Three hours overdue as I type this (14:15 Paris), doesn’t bode well.
I am surprised no debris field has been found…one has to guess this will be the outcome.
Just off cnn dot com:
Let’s hope for a speedy recovery of the a/c and hopefully those who possibly lost their lives in this horrible tragedy. I don’t see any good news coming but let’s hope for some survivors in the water. Thoughts and prayers with everyone on this flight and with Air France.
terrible news.
Can anyone here explain how an ac can “drop off” radar as in this case. I know it has a specific flight plan, and I would think some international traffic control would have it to route/oversee; yet the news links state that they are not sure where they lost the ac.
I’m pretty much a dummy about this but are the planes tracked with GPS so they would have a location where it went down?
What the…
Planes have GPS for navigation but they are not tracked with it, they are tracked with radar and there’s no radar coverage over the middle of the ocean.
Which I will never understand, why don’t they equip them with an “onstar” type of tracker? Heck, they even have it where if the airbag deploys, the device will “phone home” as an emergency.
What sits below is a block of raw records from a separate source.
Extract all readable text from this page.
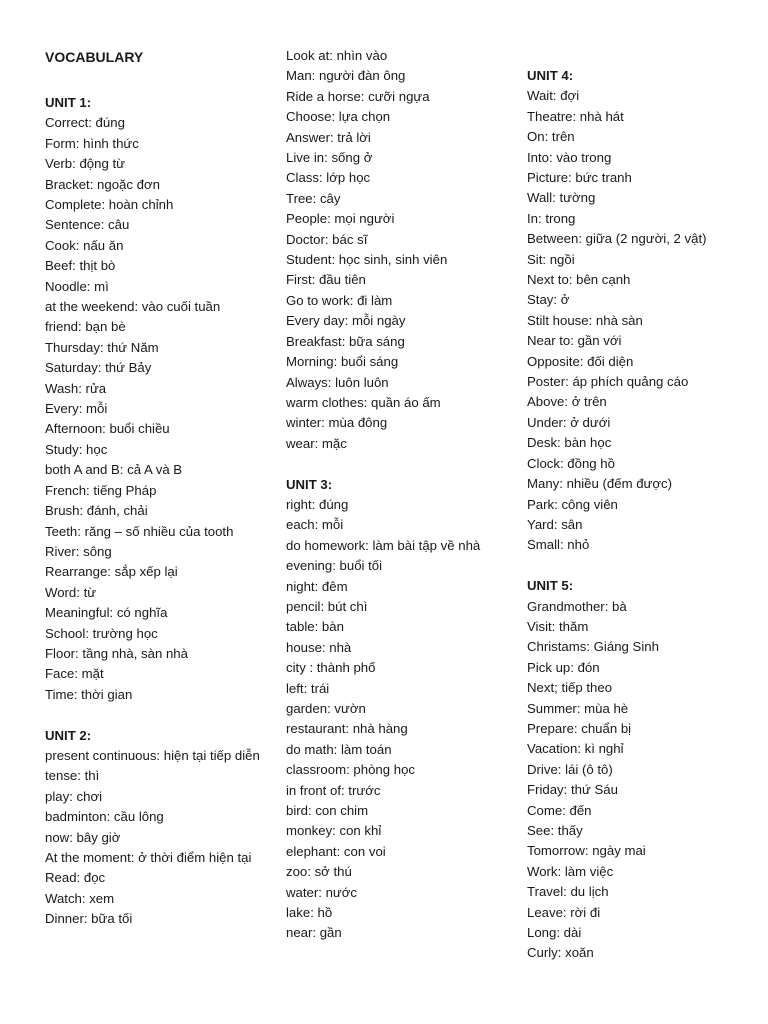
VOCABULARY
UNIT 1:
Correct: đúng
Form: hình thức
Verb: động từ
Bracket: ngoặc đơn
Complete: hoàn chỉnh
Sentence: câu
Cook: nấu ăn
Beef: thịt bò
Noodle: mì
at the weekend: vào cuối tuần
friend: bạn bè
Thursday: thứ Năm
Saturday: thứ Bảy
Wash: rửa
Every: mỗi
Afternoon: buổi chiều
Study: học
both A and B: cả A và B
French: tiếng Pháp
Brush: đánh, chải
Teeth: răng – số nhiều của tooth
River: sông
Rearrange: sắp xếp lại
Word: từ
Meaningful: có nghĩa
School: trường học
Floor: tầng nhà, sàn nhà
Face: mặt
Time: thời gian
UNIT 2:
present continuous: hiện tại tiếp diễn
tense: thì
play: chơi
badminton: cầu lông
now: bây giờ
At the moment: ở thời điểm hiện tại
Read: đọc
Watch: xem
Dinner: bữa tối
Look at: nhìn vào
Man: người đàn ông
Ride a horse: cưỡi ngựa
Choose: lựa chọn
Answer: trả lời
Live in: sống ở
Class: lớp học
Tree: cây
People: mọi người
Doctor: bác sĩ
Student: học sinh, sinh viên
First: đầu tiên
Go to work: đi làm
Every day: mỗi ngày
Breakfast: bữa sáng
Morning: buổi sáng
Always: luôn luôn
warm clothes: quần áo ấm
winter: mùa đông
wear: mặc
UNIT 3:
right: đúng
each: mỗi
do homework: làm bài tập về nhà
evening: buổi tối
night: đêm
pencil: bút chì
table: bàn
house: nhà
city : thành phố
left: trái
garden: vườn
restaurant: nhà hàng
do math: làm toán
classroom: phòng học
in front of: trước
bird: con chim
monkey: con khỉ
elephant: con voi
zoo: sở thú
water: nước
lake: hồ
near: gần
UNIT 4:
Wait: đợi
Theatre: nhà hát
On: trên
Into: vào trong
Picture: bức tranh
Wall: tường
In: trong
Between: giữa (2 người, 2 vật)
Sit: ngồi
Next to: bên cạnh
Stay: ở
Stilt house: nhà sàn
Near to: gần với
Opposite: đối diện
Poster: áp phích quảng cáo
Above: ở trên
Under: ở dưới
Desk: bàn học
Clock: đồng hồ
Many: nhiều (đếm được)
Park: công viên
Yard: sân
Small: nhỏ
UNIT 5:
Grandmother: bà
Visit: thăm
Christams: Giáng Sinh
Pick up: đón
Next; tiếp theo
Summer: mùa hè
Prepare: chuẩn bị
Vacation: kì nghỉ
Drive: lái (ô tô)
Friday: thứ Sáu
Come: đến
See: thấy
Tomorrow: ngày mai
Work: làm việc
Travel: du lịch
Leave: rời đi
Long: dài
Curly: xoăn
Rhetorical question, I know, since it’s aviation…
When flying oceanic you don’t have the luxury of radar. What you do is report your position at each waypoint and the current weather.
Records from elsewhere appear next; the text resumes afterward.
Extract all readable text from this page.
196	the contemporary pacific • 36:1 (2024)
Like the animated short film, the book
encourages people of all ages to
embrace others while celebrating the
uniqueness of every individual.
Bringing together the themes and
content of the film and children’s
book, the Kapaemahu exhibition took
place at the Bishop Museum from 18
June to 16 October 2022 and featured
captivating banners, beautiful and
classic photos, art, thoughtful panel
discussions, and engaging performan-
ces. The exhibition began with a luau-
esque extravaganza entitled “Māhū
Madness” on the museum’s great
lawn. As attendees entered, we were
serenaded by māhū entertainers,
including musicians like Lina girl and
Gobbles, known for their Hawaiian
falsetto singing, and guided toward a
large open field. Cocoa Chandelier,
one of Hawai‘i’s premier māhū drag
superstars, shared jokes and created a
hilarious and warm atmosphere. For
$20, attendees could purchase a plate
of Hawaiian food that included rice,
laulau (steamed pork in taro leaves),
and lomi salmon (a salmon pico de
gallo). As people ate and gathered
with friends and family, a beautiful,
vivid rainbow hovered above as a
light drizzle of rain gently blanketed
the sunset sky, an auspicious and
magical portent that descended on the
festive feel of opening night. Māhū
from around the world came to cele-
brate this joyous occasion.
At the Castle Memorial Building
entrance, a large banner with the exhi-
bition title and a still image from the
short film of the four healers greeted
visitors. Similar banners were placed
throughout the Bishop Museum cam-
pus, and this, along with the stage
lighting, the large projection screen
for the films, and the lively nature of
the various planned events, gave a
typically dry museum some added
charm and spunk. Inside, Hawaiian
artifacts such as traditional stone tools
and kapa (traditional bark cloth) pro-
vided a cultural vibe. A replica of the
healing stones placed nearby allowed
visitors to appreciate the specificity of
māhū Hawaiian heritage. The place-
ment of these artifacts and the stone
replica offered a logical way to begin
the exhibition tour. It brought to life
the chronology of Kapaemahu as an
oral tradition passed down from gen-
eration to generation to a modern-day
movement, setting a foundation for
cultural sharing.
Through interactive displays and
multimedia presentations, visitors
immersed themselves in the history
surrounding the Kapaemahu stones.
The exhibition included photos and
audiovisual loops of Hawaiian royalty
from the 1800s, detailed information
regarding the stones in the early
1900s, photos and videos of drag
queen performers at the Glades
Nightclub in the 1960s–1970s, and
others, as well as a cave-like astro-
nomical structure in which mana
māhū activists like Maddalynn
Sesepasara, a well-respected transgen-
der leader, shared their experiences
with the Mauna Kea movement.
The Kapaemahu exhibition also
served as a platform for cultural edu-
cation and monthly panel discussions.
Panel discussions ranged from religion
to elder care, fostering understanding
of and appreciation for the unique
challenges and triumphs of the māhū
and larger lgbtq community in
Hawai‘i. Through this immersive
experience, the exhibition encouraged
Onstar uses celluar phone technology to contact emergency services. But i think ADS-B is supposed to accomplish that for aviation in the near future.
Gotchya, I thought it was entirely satellite based including the telephone communications for the airbag.
onstar.com/us_english/jsp/ex … nology.jsp
And I believe you are right ADS-B is the answer to a quicker response for S&R
faa.gov/about/office_org/hea … broadcast/
Cross-ocean flights report their position by HF (Shortwave) to a variety of stations, depending over which part of the Atlantic they’re flying. I’ve yet to see if the Air France Airbus had contacted any of those trans-Atlantic HF stations. They did say the electrical problems reported were sent in automatically, I assume via HF?
NOAA GOES EAST Satilight IR: 2:45 UTC
http://img188.imageshack.us/img188/2627/060109245utc.png
Many newer and more advanced aircraft have satellite link technology which allow messages to be sent to and from the aircraft. In this case, the aircraft will automatically send a message to maintenance control if there is a failure of some type or a limitation (ie. engine temperature or power setting) is exceeded. In the case of some newer aircraft, the satellite links have replaced the HF radio for position reporting and similar communications.
Would the power that runs that satellite link technology be based on primary power sources or was there some foresight to place those kind of messages to run off a alternate power source like the ELT battery. Could lightning fry an entire electrical system?
Can’t imagine it would require that much juice to fire off a message on a back up source when things hit the fan???
Purely speculating here - could lightning have caused an electrical short circuit, which for whatever reason have caused a catastrophic explosion? For instance, didn’t a short circuit in the fuel tank bring down TWA 800? I mean, some things just don’t add up here…
Fly by wire aircraft + “Catastrophic” electrical malfunction/failure = A very poor prospect.
A great deal of speculation in the press as to the possibility of a lightning strike having affected the aircraft’s systems. We’re going to see every crackpot scenario imaginable dragged out, dusted off and presented by the press in an effort to “make” news.